1570’de Ari İsrail’in Safed şehrine geldi. Gençliğine rağmen, derhal Kabala öğrenimine başladı. Yüceliği kısa zaman içinde anlaşıldı. Safed’in bütün arif insanları – ki gizli ve açığa çıkmış olan Hikmet açısından çok zeki kişilerdiler - onunla çalışmaya geldiler ve o ünlendi. 1,5 yıl boyunca, müridi Rav Chaim Vital çalışmaları boyunca ortaya çıkan soruların çoğunun cevaplarını kağıda geçirdi.
Ari, hala kullanımda olan temel Kabala çalışma sistemini miras olarak bıraktı. Bu eserlerin bazıları şunlardır: Etz Hachayim (Hayat Ağacı), Sha’ar Hakavanot (Anlamların Kapısı), Sha’ar Ha Gilgulim (Reenkarnasyon Kapısı) ve diğer eserler. Ari, 1572’de hala genç bir insan olarak vefat etti. Son isteği olarak eserleri – uygun bir vakit gelmeden önce doktrini ortaya çıkarılmasın diye – arşivlendi.
Büyük Kabalistler metodu hazırladılar ve onu öğrettiler ancak biliyorlardı ki kendi nesilleri metodun dinamiklerini hala anlayacak kadar ehil değildiler. O nedenle de, sık sık kendi eserlerini saklamayı veya yakmayı bile tercih etmişlerdir. Bu gerçekte, önemli bir husus vardır ki bilgiler kağıda geçirilmişti ve sonrada ortadan kaldırılmıştır. Maddi dünyada ortaya çıkarılan herşey geleceği etkiler ve ikinci kez daha kolay biçimde ortaya çıkarılır.
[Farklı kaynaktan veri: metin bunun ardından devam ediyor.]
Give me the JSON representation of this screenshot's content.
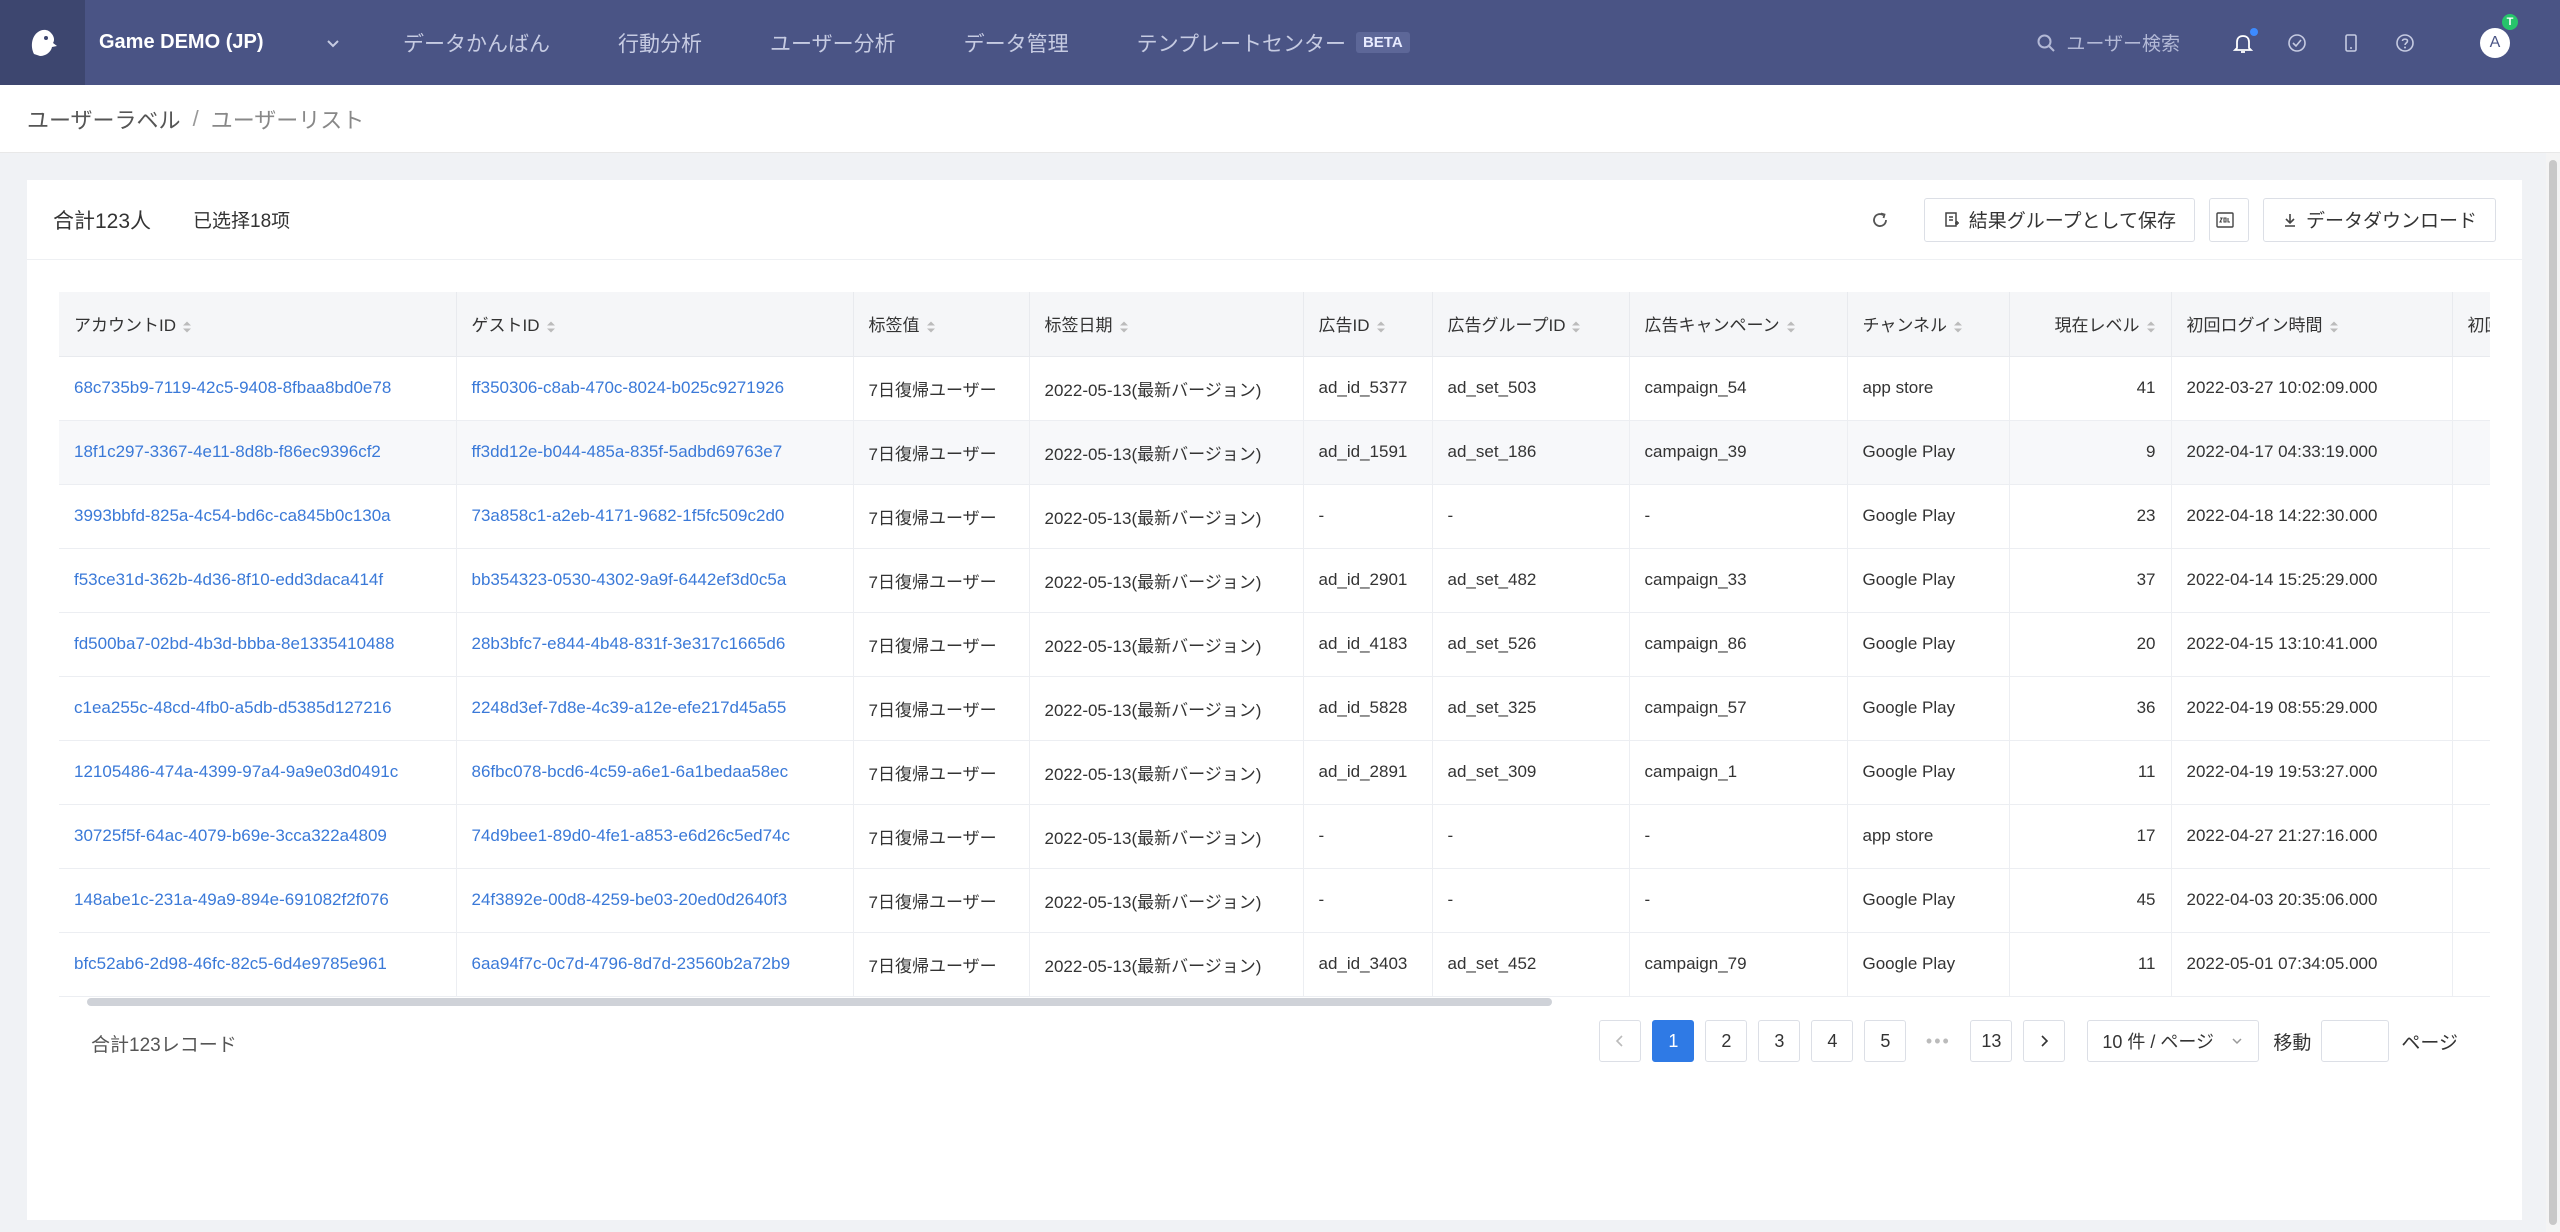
{
  "topbar": {
    "project": "Game DEMO (JP)",
    "nav": [
      {
        "label": "データかんばん"
      },
      {
        "label": "行動分析"
      },
      {
        "label": "ユーザー分析"
      },
      {
        "label": "データ管理"
      },
      {
        "label": "テンプレートセンター",
        "badge": "BETA"
      }
    ],
    "search_placeholder": "ユーザー検索",
    "avatar_initial": "A",
    "avatar_badge": "T"
  },
  "breadcrumb": {
    "parent": "ユーザーラベル",
    "separator": "/",
    "current": "ユーザーリスト"
  },
  "card": {
    "total": "合計123人",
    "selected": "已选择18项",
    "save_group_label": "結果グループとして保存",
    "download_label": "データダウンロード"
  },
  "table": {
    "columns": [
      "アカウントID",
      "ゲストID",
      "标签值",
      "标签日期",
      "広告ID",
      "広告グループID",
      "広告キャンペーン",
      "チャンネル",
      "現在レベル",
      "初回ログイン時間",
      "初回"
    ],
    "rows": [
      [
        "68c735b9-7119-42c5-9408-8fbaa8bd0e78",
        "ff350306-c8ab-470c-8024-b025c9271926",
        "7日復帰ユーザー",
        "2022-05-13(最新バージョン)",
        "ad_id_5377",
        "ad_set_503",
        "campaign_54",
        "app store",
        "41",
        "2022-03-27 10:02:09.000"
      ],
      [
        "18f1c297-3367-4e11-8d8b-f86ec9396cf2",
        "ff3dd12e-b044-485a-835f-5adbd69763e7",
        "7日復帰ユーザー",
        "2022-05-13(最新バージョン)",
        "ad_id_1591",
        "ad_set_186",
        "campaign_39",
        "Google Play",
        "9",
        "2022-04-17 04:33:19.000"
      ],
      [
        "3993bbfd-825a-4c54-bd6c-ca845b0c130a",
        "73a858c1-a2eb-4171-9682-1f5fc509c2d0",
        "7日復帰ユーザー",
        "2022-05-13(最新バージョン)",
        "-",
        "-",
        "-",
        "Google Play",
        "23",
        "2022-04-18 14:22:30.000"
      ],
      [
        "f53ce31d-362b-4d36-8f10-edd3daca414f",
        "bb354323-0530-4302-9a9f-6442ef3d0c5a",
        "7日復帰ユーザー",
        "2022-05-13(最新バージョン)",
        "ad_id_2901",
        "ad_set_482",
        "campaign_33",
        "Google Play",
        "37",
        "2022-04-14 15:25:29.000"
      ],
      [
        "fd500ba7-02bd-4b3d-bbba-8e1335410488",
        "28b3bfc7-e844-4b48-831f-3e317c1665d6",
        "7日復帰ユーザー",
        "2022-05-13(最新バージョン)",
        "ad_id_4183",
        "ad_set_526",
        "campaign_86",
        "Google Play",
        "20",
        "2022-04-15 13:10:41.000"
      ],
      [
        "c1ea255c-48cd-4fb0-a5db-d5385d127216",
        "2248d3ef-7d8e-4c39-a12e-efe217d45a55",
        "7日復帰ユーザー",
        "2022-05-13(最新バージョン)",
        "ad_id_5828",
        "ad_set_325",
        "campaign_57",
        "Google Play",
        "36",
        "2022-04-19 08:55:29.000"
      ],
      [
        "12105486-474a-4399-97a4-9a9e03d0491c",
        "86fbc078-bcd6-4c59-a6e1-6a1bedaa58ec",
        "7日復帰ユーザー",
        "2022-05-13(最新バージョン)",
        "ad_id_2891",
        "ad_set_309",
        "campaign_1",
        "Google Play",
        "11",
        "2022-04-19 19:53:27.000"
      ],
      [
        "30725f5f-64ac-4079-b69e-3cca322a4809",
        "74d9bee1-89d0-4fe1-a853-e6d26c5ed74c",
        "7日復帰ユーザー",
        "2022-05-13(最新バージョン)",
        "-",
        "-",
        "-",
        "app store",
        "17",
        "2022-04-27 21:27:16.000"
      ],
      [
        "148abe1c-231a-49a9-894e-691082f2f076",
        "24f3892e-00d8-4259-be03-20ed0d2640f3",
        "7日復帰ユーザー",
        "2022-05-13(最新バージョン)",
        "-",
        "-",
        "-",
        "Google Play",
        "45",
        "2022-04-03 20:35:06.000"
      ],
      [
        "bfc52ab6-2d98-46fc-82c5-6d4e9785e961",
        "6aa94f7c-0c7d-4796-8d7d-23560b2a72b9",
        "7日復帰ユーザー",
        "2022-05-13(最新バージョン)",
        "ad_id_3403",
        "ad_set_452",
        "campaign_79",
        "Google Play",
        "11",
        "2022-05-01 07:34:05.000"
      ]
    ]
  },
  "footer": {
    "total_records": "合計123レコード",
    "pages": [
      "1",
      "2",
      "3",
      "4",
      "5"
    ],
    "ellipsis": "•••",
    "last_page": "13",
    "current_page": "1",
    "page_size": "10 件 / ページ",
    "jump_label": "移動",
    "page_label": "ページ"
  },
  "colors": {
    "nav_bg": "#4a5485",
    "link": "#3a79d8",
    "active_page": "#2f7ae5"
  }
}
Rav Vital, Ari’nin eserlerinin diğer bölümlerinin saklanması ve kendisiyle beraber yakılmasını emretti. Bir kısım, Sekiz Kapı isimli ünlü eseri düzenlemiş olan oğluna geçti. Çok sonra, Rav Vital’ın torunu tarafından başkanlık edilen bir grup öğrenci mağaradan kitabın bir başka kısmını çıkardı.
Sadece Ari döneminde Zohar’ın gruplar halinde açık biçimde çalışılmasına başlandı. Sonra Zohar’ın çalışılması 2. y.y. da büyümeye devam etti. Büyük Hasidut döneminde (1750 ile 19. y.y.’ın sonuna kadar geçen dönem), hemen hemen büyük Ruhani liderlerin herbiri birer Kabalist idiler. Kabalistler özellikle Polonya, Rusya, Fas, Irak, Yemen ve birkaç öteki ülkede ortaya çıkmışlardır. Sonra 20. y.y.’ın başlarında, Kabala’ya olan ilgi hemen hemen tamamen kaybolana kadar zayıfladı.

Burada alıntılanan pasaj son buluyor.